Jul 11, 2017 | Laure Guyot (@statusbrewfr)

En l’absence de budgets suffisants ou d’équipes marketing expérimentées, certaines startups ont trouvé la solution pour convaincre les consommateurs d’utiliser leur service/produit.

Mais comment ont-elles fait? Le Growth Hacking!

On pourrait tout aussi bien dire “repenser son marketing de bout en bout”. En effet, ce terme apparu il y a 7 ans nous amène à approcher le marketing complètement différemment, tout simplement parce qu’en réalité il ne s’agit pas de marketing, en tout cas pas exactement. 

On pourrait en donner la définition suivante : Technique créative et efficace pour gagner des consommateurs pertinents issus d’un segment de marché particulier au lieu de cibler tout le monde en même temps. 

En effet, à la différence du marketing traditionnel, le Growth Hacking exige de cibler un groupe en particulier. Et cela donne des résultats meilleurs et plus rapides que le marketing. Le but final est le même mais l’approche différente. 

Tout d’abord, il faut bien garder en tête que le Growth Hacking n’est pas une série d’étapes mais un état d’esprit. On ne peut pas copier-coller une stratégie toute faite, tout simplement parce que chaque entreprise ou start-up véhicule des valeurs bien particulières dans lesquelles se reconnaitront différents types d’utilisateurs ou clients. Le Growth Hacking dépend donc d’une approche et de la créativité dont on fera preuve.

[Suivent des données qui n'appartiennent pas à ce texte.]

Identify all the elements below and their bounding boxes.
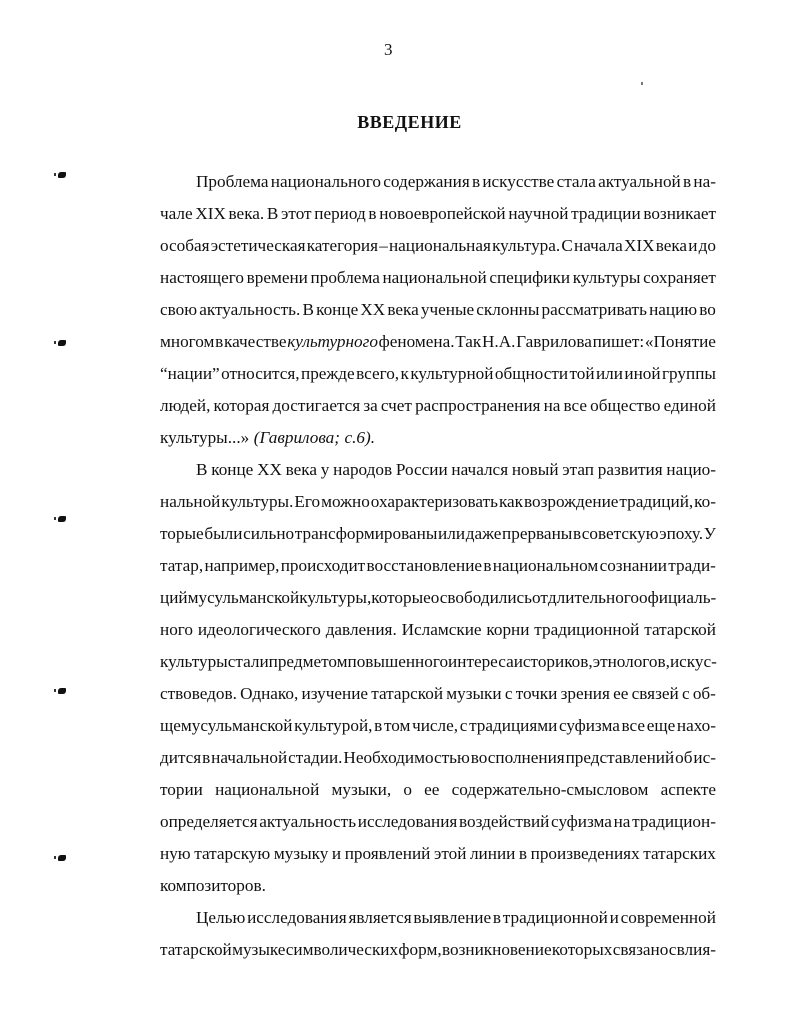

L’utilisation d’un service/produit par ses consommateurs comprend différentes étapes dans le temps: reconnaissance, motivation et acte d’achat. Il ne s’agit pas juste de les convaincre de se servir de votre service/produit mais bien de créer une communauté d’utilisateurs fidèles. Et c’est pourquoi tout Growth Hack se doit de répondre à leurs besoins tout au long des trois étapes. 

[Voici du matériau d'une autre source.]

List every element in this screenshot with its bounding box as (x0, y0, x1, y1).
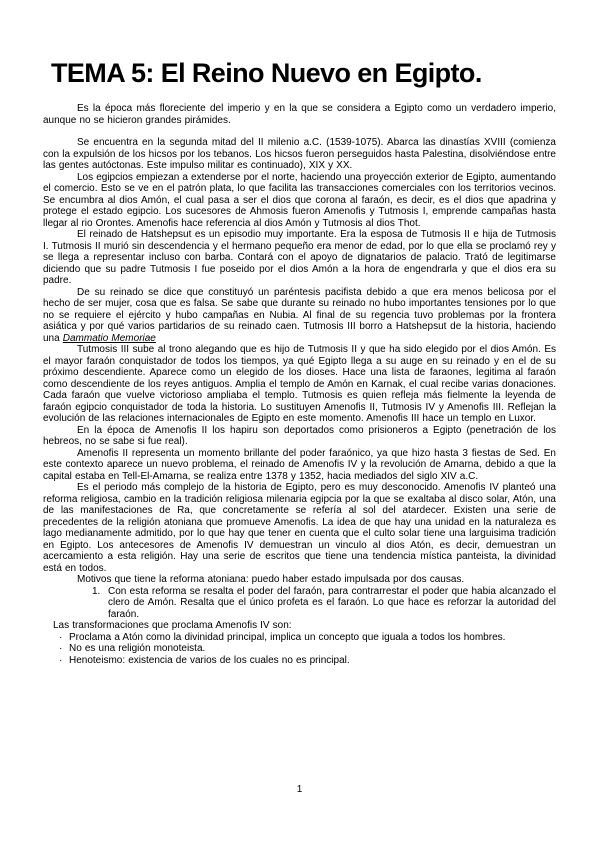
bullet-text: No es una religión monoteista. (69, 643, 205, 654)
page-number: 1 (0, 784, 599, 796)
numbered-list-item: 1.Con esta reforma se resalta el poder d… (43, 586, 556, 621)
bullet-dot: · (59, 632, 69, 644)
paragraph-hapiru: En la época de Amenofis II los hapiru so… (43, 425, 556, 448)
paragraph-amenofis2: Amenofis II representa un momento brilla… (43, 448, 556, 483)
numbered-item-text: Con esta reforma se resalta el poder del… (108, 586, 556, 620)
bullet-item-henoteismo: ·Henoteismo: existencia de varios de los… (43, 655, 556, 667)
document-body: TEMA 5: El Reino Nuevo en Egipto. Es la … (43, 0, 556, 666)
document-page: TEMA 5: El Reino Nuevo en Egipto. Es la … (0, 0, 599, 848)
paragraph-amarna: Es el periodo más complejo de la histori… (43, 482, 556, 574)
page-title: TEMA 5: El Reino Nuevo en Egipto. (51, 58, 556, 89)
paragraph-tutmosis3: Tutmosis III sube al trono alegando que … (43, 344, 556, 425)
bullet-item-proclama: ·Proclama a Atón como la divinidad princ… (43, 632, 556, 644)
bullet-text: Henoteismo: existencia de varios de los … (69, 655, 350, 666)
bullet-dot: · (59, 643, 69, 655)
bullet-dot: · (59, 655, 69, 667)
bullet-text: Proclama a Atón como la divinidad princi… (69, 632, 505, 643)
paragraph-hatshepsut: El reinado de Hatshepsut es un episodio … (43, 229, 556, 287)
paragraph-transformaciones-intro: Las transformaciones que proclama Amenof… (43, 620, 556, 632)
bullet-item-monoteista: ·No es una religión monoteista. (43, 643, 556, 655)
paragraph-expansion: Los egipcios empiezan a extenderse por e… (43, 172, 556, 230)
numbered-item-marker: 1. (92, 586, 108, 598)
paragraph-motivos: Motivos que tiene la reforma atoniana: p… (43, 574, 556, 586)
paragraph-reinado-damnatio: De su reinado se dice que constituyó un … (43, 287, 556, 345)
paragraph-dinastias: Se encuentra en la segunda mitad del II … (43, 137, 556, 172)
paragraph-intro: Es la época más floreciente del imperio … (43, 103, 556, 126)
damnatio-memoriae-term: Dammatio Memoriae (63, 333, 156, 344)
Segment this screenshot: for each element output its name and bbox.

Même si le Growth Hacking n’est pas une série d’étapes, il y en 4 auxquelles tout Growth Hacker doit payer attention. Chacune correspond à une stratégie différente et à une niche d’utilisateurs en particulier. Voici donc ces 4 étapes et comment les mettre en application.
 

1. Créer un produit

Commençons par une évidence : tant que vous ne résolvez pas le problème de quelqu’un, celui-ci n’a aucune raison d’utiliser votre produit/service. C’est la base de l’entreprenariat. Vous démarrez donc avec un produit minimum viable (MVP : Minimum Viable Product) ou un Product Market Fit (adéquation produit-marché). Vous devez créer un service basique répondant aux besoins du marché, mais qui puisse être évolutif. Cela vous permettra de comprendre quelles sont les autres choses que l’utilisateur en attend. Des feedbacks constants sont donc indispensables et il est encore plus important de les catégoriser afin de proposer de nouvelles solutions. 

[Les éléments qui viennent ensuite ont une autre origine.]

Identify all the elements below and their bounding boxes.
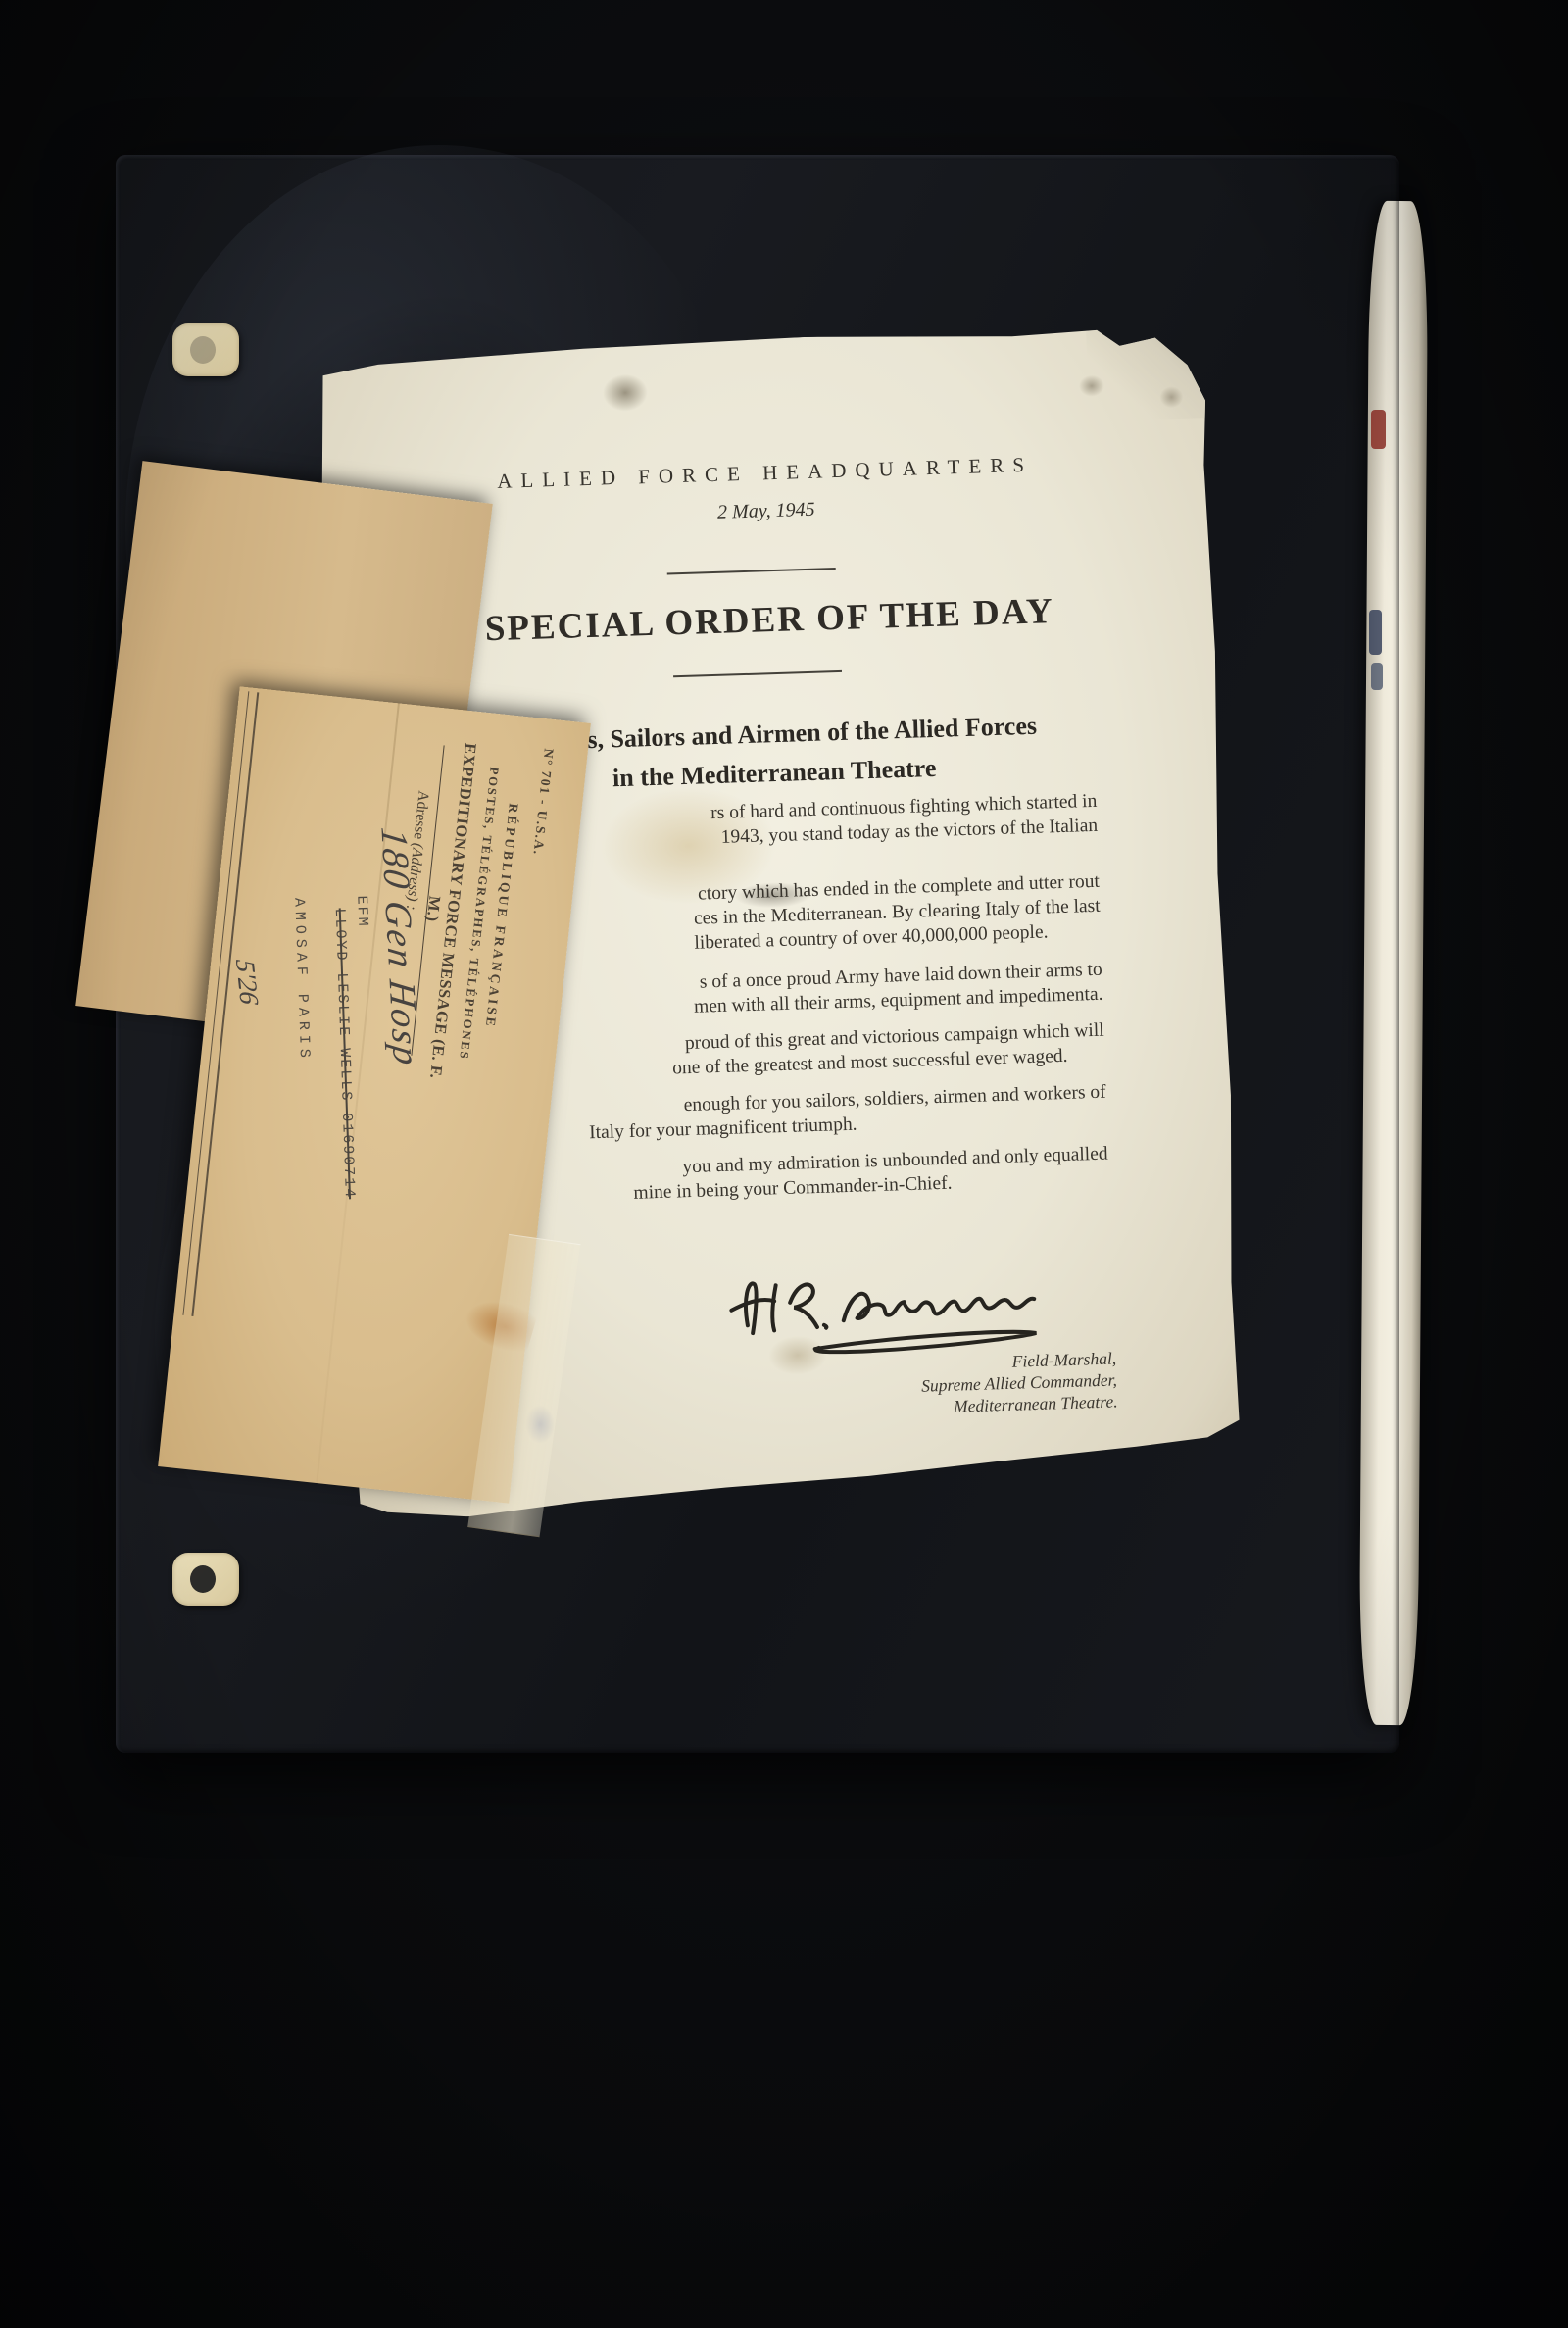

C’est Hotmail qui fut le premier. Lorsque ses fondateurs se sont concentrés sur la meilleure façon de marketer leur service d’email gratuit, ils étaient loin de se douter qu’une simple phrase les propulserait à la tête d’une communauté d’un million d’utilisateurs en seulement 6 mois. Au lieu d’exploser son budget marketing, l’équipe d’Hotmail a créé un simple lien “Votre boite mail gratuite avec Hotmail”, redirigeant les utilisateurs vers une page leur permettant de souscrire gratuitement au service. Si 6 mois semblent longs, il faut savoir qu’ils n’avaient que 20 000 utilisateurs le premier mois. La preuve que cela a marché? Hotmail a été racheté par Microsoft. 

Croissance d'Hotmail

 

Statusbrew aussi a su se montrer ingénieux. Nous avons proposé des statistiques intéressantes à nos utilisateurs qui ont été ravis de les partager. Et lorsqu’ils le faisaient, les autres pouvaient voir la mention “via-Statusbrew”. Cela a créé le buzz et nos fonctionnalités d’automatisation pour Twitter ont commencé à se faire connaître. Résultat: notre base de consommateurs a connu une augmentation de 150% en 3 mois.  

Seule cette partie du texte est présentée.